Although the Cretaceous, 145 to 66 million years ago, was a period known for its extreme greenhouse climate, a new study shows that this ancient warming was interrupted with a significant cold snap.

This revelation, described in the journal Geology, may help improve prognoses of future climate and environmental development as well as the assessment of human influence on climate change.

During the Cretaceous period, which was one of the warmest times in Earth's history, the poles were devoid of ice and average ocean temperatures in the Atlantic reached up to a sweltering 35 degrees Celsius (95 degrees Fahrenheit).

"A typical greenhouse climate; some even refer to it as a 'super greenhouse,'" Professor Dr. Jens Herrle of the Goethe University and Senckenberg Biodiversity and Climate Research Centre, said in a statement. "We have now found indications in the Arctic that this warm era 112 to 118 million years ago was interrupted for a period of about 6 million years."

This evidence came from samples of the Arctic Fjord Glacier and the Lost Hammer diapir locality on Axel Heiberg Island in Canada. There, they found glendonites, which refer to star-shaped calcite minerals that have taken on the crystal shape of the mineral ikaite.

"These so-called pseudomorphs from calcite to ikaite are formed because ikaite is stable only below 8 degrees Celsius and metamorphoses into calcite at warmer temperatures," explained Herrle. "Thus, our sedimentological analyses and age dating provide a concrete indication for the environmental conditions in the cretaceous Arctic and substantiate the assumption that there was an extended interruption of the interglacial period in the Arctic Ocean at that time."

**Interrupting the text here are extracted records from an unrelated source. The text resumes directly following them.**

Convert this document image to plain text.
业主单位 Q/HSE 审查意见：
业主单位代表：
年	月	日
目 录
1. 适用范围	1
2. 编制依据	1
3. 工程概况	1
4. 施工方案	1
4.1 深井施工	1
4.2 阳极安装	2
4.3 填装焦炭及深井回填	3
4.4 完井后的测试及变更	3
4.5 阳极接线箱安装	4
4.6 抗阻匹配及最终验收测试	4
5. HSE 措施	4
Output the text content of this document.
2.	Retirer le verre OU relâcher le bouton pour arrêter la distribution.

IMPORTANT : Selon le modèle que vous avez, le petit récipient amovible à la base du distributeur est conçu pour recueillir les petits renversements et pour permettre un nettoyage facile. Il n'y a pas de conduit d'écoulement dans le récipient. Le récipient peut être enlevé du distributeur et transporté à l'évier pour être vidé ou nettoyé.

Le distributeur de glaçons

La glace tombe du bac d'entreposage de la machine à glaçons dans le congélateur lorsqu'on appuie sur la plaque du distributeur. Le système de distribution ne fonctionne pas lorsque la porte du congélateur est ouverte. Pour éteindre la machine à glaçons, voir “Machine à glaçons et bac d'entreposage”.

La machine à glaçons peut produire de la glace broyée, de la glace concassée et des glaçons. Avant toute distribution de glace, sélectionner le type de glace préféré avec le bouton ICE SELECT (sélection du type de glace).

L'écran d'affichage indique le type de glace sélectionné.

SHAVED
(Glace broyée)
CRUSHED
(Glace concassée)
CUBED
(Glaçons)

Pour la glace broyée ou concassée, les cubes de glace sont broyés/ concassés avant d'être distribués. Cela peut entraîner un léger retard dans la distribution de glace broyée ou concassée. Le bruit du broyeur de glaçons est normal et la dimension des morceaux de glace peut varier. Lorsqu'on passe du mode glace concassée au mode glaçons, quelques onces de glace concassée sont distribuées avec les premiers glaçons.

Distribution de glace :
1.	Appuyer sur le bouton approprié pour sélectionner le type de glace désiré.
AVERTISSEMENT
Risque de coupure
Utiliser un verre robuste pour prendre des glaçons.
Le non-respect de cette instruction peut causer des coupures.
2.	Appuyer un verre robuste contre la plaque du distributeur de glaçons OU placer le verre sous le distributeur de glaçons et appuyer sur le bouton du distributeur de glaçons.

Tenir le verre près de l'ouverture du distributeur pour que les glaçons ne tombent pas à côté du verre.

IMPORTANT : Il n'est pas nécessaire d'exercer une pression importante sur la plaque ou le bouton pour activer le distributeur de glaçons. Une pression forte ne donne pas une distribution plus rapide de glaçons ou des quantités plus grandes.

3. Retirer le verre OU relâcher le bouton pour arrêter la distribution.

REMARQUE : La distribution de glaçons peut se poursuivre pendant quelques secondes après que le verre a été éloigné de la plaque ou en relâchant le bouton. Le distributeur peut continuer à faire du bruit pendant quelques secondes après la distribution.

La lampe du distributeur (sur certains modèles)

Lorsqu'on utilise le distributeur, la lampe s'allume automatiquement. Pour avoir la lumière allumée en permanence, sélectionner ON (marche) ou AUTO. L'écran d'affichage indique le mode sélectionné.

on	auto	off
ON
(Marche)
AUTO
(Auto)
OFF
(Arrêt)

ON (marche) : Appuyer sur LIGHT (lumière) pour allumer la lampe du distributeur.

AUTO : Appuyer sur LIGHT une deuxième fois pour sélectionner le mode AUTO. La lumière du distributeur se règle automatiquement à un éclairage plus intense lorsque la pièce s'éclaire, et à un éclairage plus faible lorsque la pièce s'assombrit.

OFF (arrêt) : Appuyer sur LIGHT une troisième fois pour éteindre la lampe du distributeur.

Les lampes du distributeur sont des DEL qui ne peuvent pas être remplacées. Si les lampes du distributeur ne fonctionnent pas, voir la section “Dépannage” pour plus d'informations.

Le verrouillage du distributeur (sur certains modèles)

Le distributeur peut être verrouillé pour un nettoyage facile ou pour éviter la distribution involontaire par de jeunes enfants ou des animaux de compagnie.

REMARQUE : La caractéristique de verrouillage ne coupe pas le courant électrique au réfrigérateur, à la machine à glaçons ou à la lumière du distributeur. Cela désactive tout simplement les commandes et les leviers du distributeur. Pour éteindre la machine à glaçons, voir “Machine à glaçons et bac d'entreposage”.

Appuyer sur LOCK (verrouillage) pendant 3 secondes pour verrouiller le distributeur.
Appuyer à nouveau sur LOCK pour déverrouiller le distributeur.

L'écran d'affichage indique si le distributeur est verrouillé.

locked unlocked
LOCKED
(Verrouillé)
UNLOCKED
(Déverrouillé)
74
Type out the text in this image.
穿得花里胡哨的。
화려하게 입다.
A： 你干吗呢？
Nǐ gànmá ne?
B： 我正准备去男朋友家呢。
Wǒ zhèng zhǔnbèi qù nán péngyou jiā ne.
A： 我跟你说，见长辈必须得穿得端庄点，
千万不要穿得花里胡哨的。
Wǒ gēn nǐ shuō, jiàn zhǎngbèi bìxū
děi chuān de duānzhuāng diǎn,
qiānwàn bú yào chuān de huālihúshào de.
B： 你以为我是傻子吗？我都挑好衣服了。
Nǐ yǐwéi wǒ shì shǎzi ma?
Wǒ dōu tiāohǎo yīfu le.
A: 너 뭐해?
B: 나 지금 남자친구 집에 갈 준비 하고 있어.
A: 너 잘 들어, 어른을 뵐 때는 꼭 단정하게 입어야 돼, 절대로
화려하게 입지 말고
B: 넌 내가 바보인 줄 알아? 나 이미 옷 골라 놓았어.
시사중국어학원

While this is fascinating, does reconstructing the climatic development of the Arctic Ocean during the Cretaceous period, which took place millions of years ago, really help us better understand current climate change? The researchers say, yes.

"The polar regions are particularly sensitive to global climatic fluctuations. Looking into the geological past allows us to gain fundamental knowledge regarding the dynamics of climate change and oceanic circulation under extreme greenhouse conditions. To be capable of better assessing the current human-made climate change, we must, for example, understand what processes in an extreme greenhouse climate contribute significantly to climate change," Herrle said.

In the case of the Cretaceous cold snap, the research team assumes that due to the simultaneous opening of the Atlantic and changes in oceanic circulation and marine productivity, more carbon was incorporated into the sediments. This resulted in a decrease in atmospheric carbon dioxide, which in turn produced global cooling.

Scientists are increasingly trying to gain a better understanding of prehistoric climate change, a goal that just may help us forecast the impacts of future warming.